Although Brexit remains the top of the news agenda, the Conservatives believe they will need to talk about more than just leaving the EU if they are to triumph in an early election. Boris Johnson used his conference speech to push a domestic agenda beyond Brexit. The areas he focussed on were the same ones that Downing Street has repeatedly pushed since the summer: the NHS, law and order, education and investment in the north.
Johnson singled out tackling crime as a priority:
‘The first thing we must do in spreading opportunity is to insist on the equal safety of the public wherever you live to make your streets safer and that is why we are recruiting 20,000 new police officers and that is why we are committing now to rolling up the evil county lines drugs gangs that predate on young kids and send them to die in the streets to feed the cocaine habits of the bourgeoisie.’
The comments chime with Priti Patel’s speech on Tuesday. The Home Secretary used the set piece event to declare that the Conservative Party was taking its “rightful place as the party of law and order once again” and send a message to criminals: “We are coming after you.” The tough rhetoric (and plan to give more police officers tasers) has also come under criticism in some quarters.
While Johnson is keen to pitch himself as a liberal Conservative but there is one area in which those around him concede there has been a move to the right – and that’s on crime. The view in Downing Street is that in an election it’s hard to be too tough on crime. As I write in the i paper, there’s a sense that Westminster is out of touch with the public mood on tackling law and order. Patel suffers no such issue as liberal groupthink and therefore is viewed as Johnson’s ideal home secretary.

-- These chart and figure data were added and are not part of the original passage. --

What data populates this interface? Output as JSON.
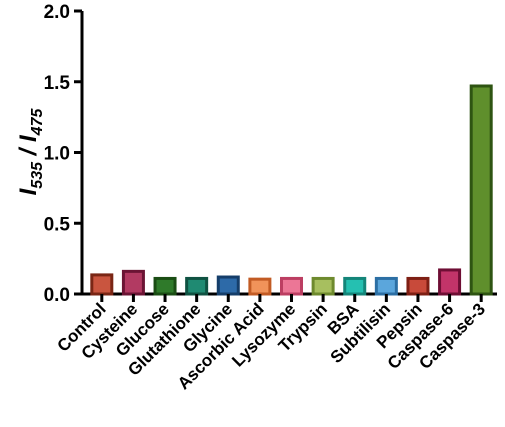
{
  "chart_data": {
    "type": "bar",
    "title": "",
    "ylabel": {
      "main": "I",
      "sub1": "535",
      "sep": " / I",
      "sub2": "475"
    },
    "xlabel": "",
    "ylim": [
      0,
      2.0
    ],
    "yticks": [
      "0.0",
      "0.5",
      "1.0",
      "1.5",
      "2.0"
    ],
    "ytick_values": [
      0,
      0.5,
      1.0,
      1.5,
      2.0
    ],
    "grid": false,
    "categories": [
      "Control",
      "Cysteine",
      "Glucose",
      "Glutathione",
      "Glycine",
      "Ascorbic Acid",
      "Lysozyme",
      "Trypsin",
      "BSA",
      "Subtilisin",
      "Pepsin",
      "Caspase-6",
      "Caspase-3"
    ],
    "values": [
      0.135,
      0.16,
      0.11,
      0.11,
      0.12,
      0.105,
      0.11,
      0.11,
      0.11,
      0.11,
      0.11,
      0.17,
      1.47
    ],
    "bar_colors": [
      {
        "fill": "#c9553f",
        "stroke": "#7a2615"
      },
      {
        "fill": "#b23a62",
        "stroke": "#6b1434"
      },
      {
        "fill": "#2f7a2a",
        "stroke": "#1a4d14"
      },
      {
        "fill": "#1f8a72",
        "stroke": "#0f5242"
      },
      {
        "fill": "#2d6aa8",
        "stroke": "#153e6a"
      },
      {
        "fill": "#f0935a",
        "stroke": "#c25b24"
      },
      {
        "fill": "#ec7696",
        "stroke": "#bc3e62"
      },
      {
        "fill": "#a7bf5f",
        "stroke": "#6e8a2e"
      },
      {
        "fill": "#25c0b1",
        "stroke": "#148579"
      },
      {
        "fill": "#5ba6dc",
        "stroke": "#2c6fa4"
      },
      {
        "fill": "#c84a3a",
        "stroke": "#7e1f14"
      },
      {
        "fill": "#c23469",
        "stroke": "#6e0e34"
      },
      {
        "fill": "#5f8f2c",
        "stroke": "#2e5412"
      }
    ]
  }
}
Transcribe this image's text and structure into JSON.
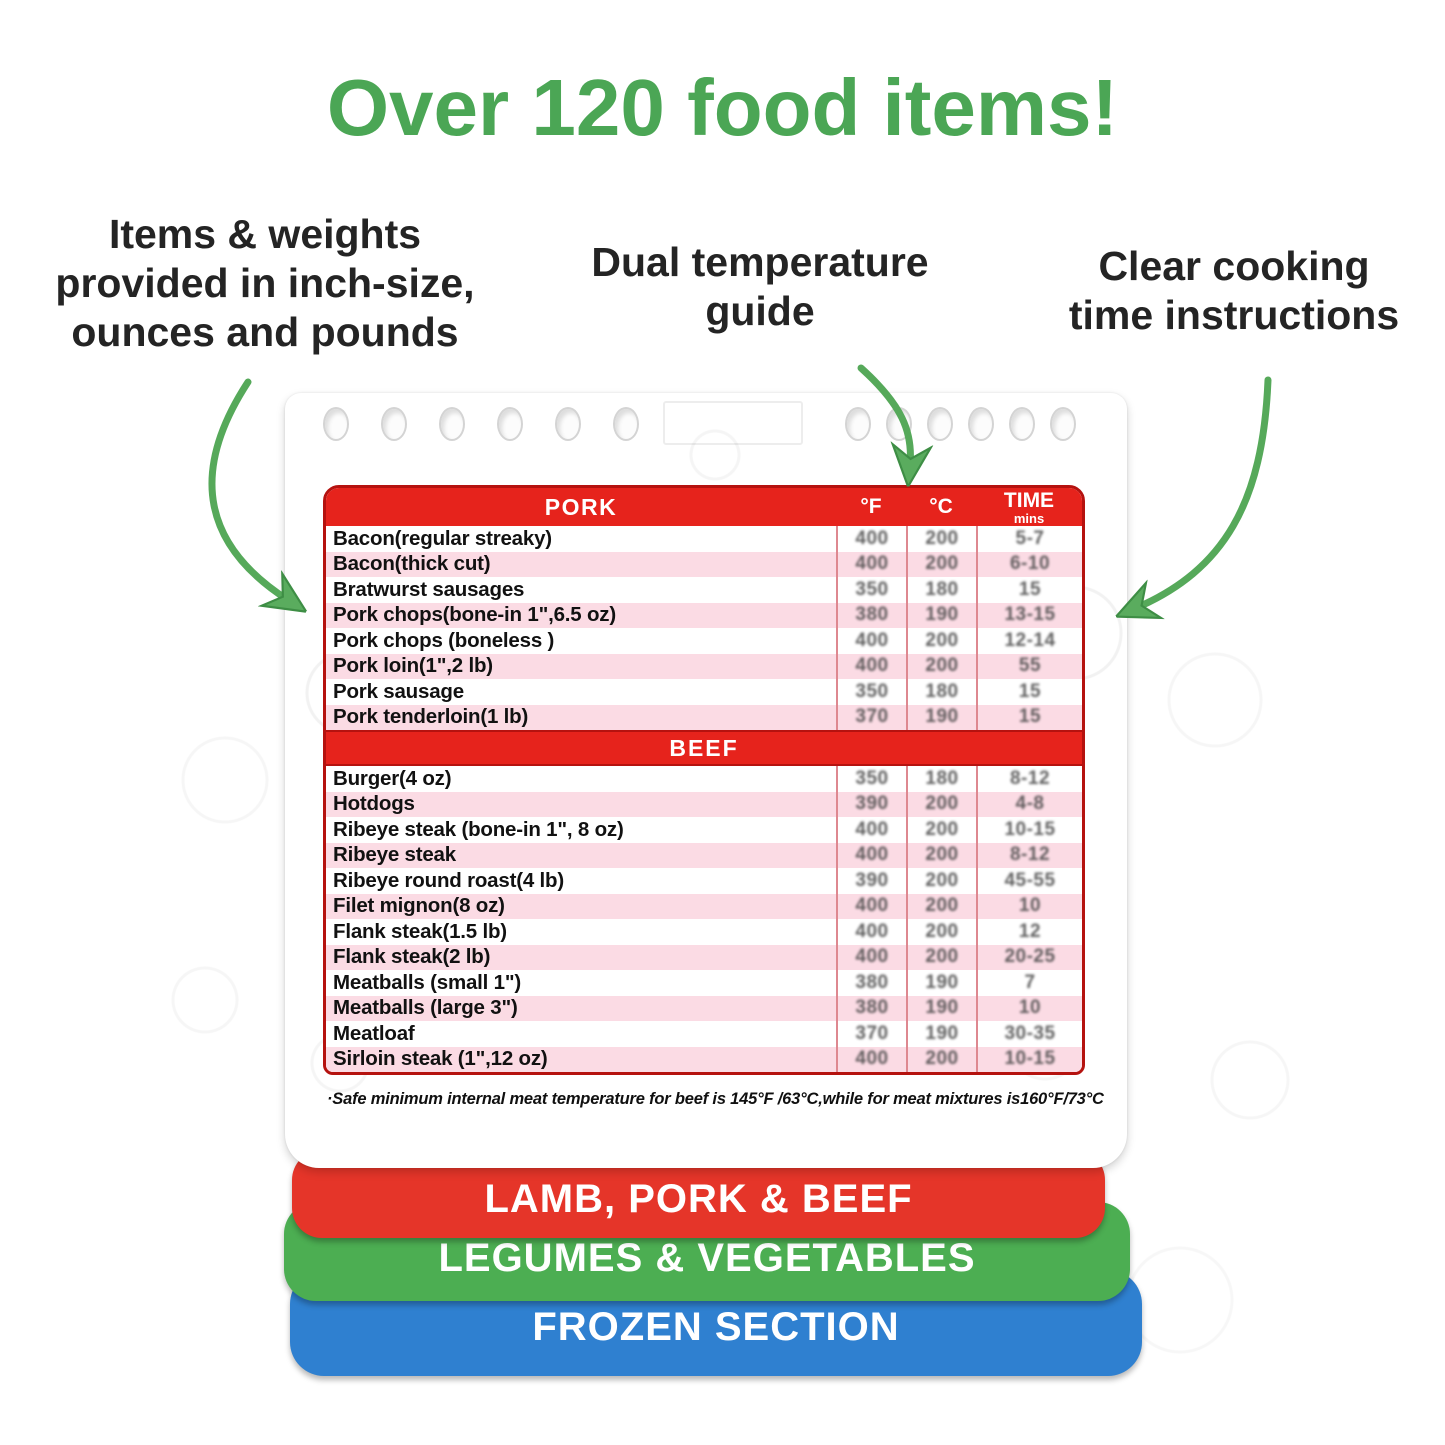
{
  "title": "Over 120 food items!",
  "annotations": {
    "left": "Items & weights\nprovided in inch-size,\nounces and pounds",
    "center": "Dual temperature\nguide",
    "right": "Clear cooking\ntime instructions"
  },
  "card": {
    "col_headers": {
      "f": "°F",
      "c": "°C",
      "time": "TIME",
      "time_sub": "mins"
    },
    "sections": [
      {
        "name": "PORK",
        "rows": [
          {
            "item": "Bacon(regular streaky)",
            "f": "400",
            "c": "200",
            "time": "5-7"
          },
          {
            "item": "Bacon(thick cut)",
            "f": "400",
            "c": "200",
            "time": "6-10"
          },
          {
            "item": "Bratwurst sausages",
            "f": "350",
            "c": "180",
            "time": "15"
          },
          {
            "item": "Pork chops(bone-in 1\",6.5 oz)",
            "f": "380",
            "c": "190",
            "time": "13-15"
          },
          {
            "item": "Pork chops    (boneless )",
            "f": "400",
            "c": "200",
            "time": "12-14"
          },
          {
            "item": "Pork loin(1\",2 lb)",
            "f": "400",
            "c": "200",
            "time": "55"
          },
          {
            "item": "Pork sausage",
            "f": "350",
            "c": "180",
            "time": "15"
          },
          {
            "item": "Pork tenderloin(1 lb)",
            "f": "370",
            "c": "190",
            "time": "15"
          }
        ]
      },
      {
        "name": "BEEF",
        "rows": [
          {
            "item": "Burger(4 oz)",
            "f": "350",
            "c": "180",
            "time": "8-12"
          },
          {
            "item": "Hotdogs",
            "f": "390",
            "c": "200",
            "time": "4-8"
          },
          {
            "item": "Ribeye steak (bone-in 1\", 8 oz)",
            "f": "400",
            "c": "200",
            "time": "10-15"
          },
          {
            "item": "Ribeye steak",
            "f": "400",
            "c": "200",
            "time": "8-12"
          },
          {
            "item": "Ribeye round roast(4 lb)",
            "f": "390",
            "c": "200",
            "time": "45-55"
          },
          {
            "item": "Filet mignon(8 oz)",
            "f": "400",
            "c": "200",
            "time": "10"
          },
          {
            "item": "Flank steak(1.5 lb)",
            "f": "400",
            "c": "200",
            "time": "12"
          },
          {
            "item": "Flank steak(2 lb)",
            "f": "400",
            "c": "200",
            "time": "20-25"
          },
          {
            "item": "Meatballs (small 1\")",
            "f": "380",
            "c": "190",
            "time": "7"
          },
          {
            "item": "Meatballs (large 3\")",
            "f": "380",
            "c": "190",
            "time": "10"
          },
          {
            "item": "Meatloaf",
            "f": "370",
            "c": "190",
            "time": "30-35"
          },
          {
            "item": "Sirloin steak (1\",12 oz)",
            "f": "400",
            "c": "200",
            "time": "10-15"
          }
        ]
      }
    ],
    "footnote": "·Safe minimum internal meat temperature for beef is 145°F /63°C,while for meat mixtures is160°F/73°C"
  },
  "tabs": [
    {
      "label": "LAMB, PORK & BEEF",
      "color": "#e53529"
    },
    {
      "label": "LEGUMES & VEGETABLES",
      "color": "#4cae52"
    },
    {
      "label": "FROZEN SECTION",
      "color": "#2f80d0"
    }
  ],
  "colors": {
    "title_green": "#4ba655",
    "arrow_green": "#56a95a",
    "table_header_red": "#e6231c",
    "table_border_red": "#b5120f",
    "row_pink": "#fbdbe4"
  }
}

Near the end of Theresa May’s premiership, there was a concern that the Tories were losing their standing as the party of law and order. In the 2017 snap election, aides had been left blindsided when Labour successfully managed to turn the issue of terror attacks in the UK into one that hurt the Tories – the number of bobbies on the beat. As a former home secretary, May was reluctant to pour funds into more police officers, seemingly over concerns it would undermine her legacy in the department.
It follows that as Home Secretary, Patel and the government sense there is some catching up to do. It’s particularly important as the seats the Tories need to win in an election to have a majority are areas that voted heavily to Leave but in many cases have never turned blue. The Tories need a popular domestic agenda to accompany their Brexit message in order to get some tribal voters over the line.
Key target areas are in the Midlands, the North and Wales. There’s a sense in government that with violent crime on the rise, the issue has become pivotal to many voters. County lines drug problems mean that crime is no longer viewed as mainly confined to big cities. In sleepy English towns more and more residents are aware of a drug-related death. The view in government is that people with personal experience of crime have an appetite for a tough stance – rather than one favoured by liberals who push for rehabilitation over punishment.
Polling suggests that the tougher approach wins. As one Tory insider puts it: “If you did a poll on crime, Priti would be more in step with the country than any other MP.” Others in Government point to when Patel said she wanted criminals to feel terror. Opposition parties were aghast but polling was positive – 72 per cent of British adults surveyed agreed with her statement.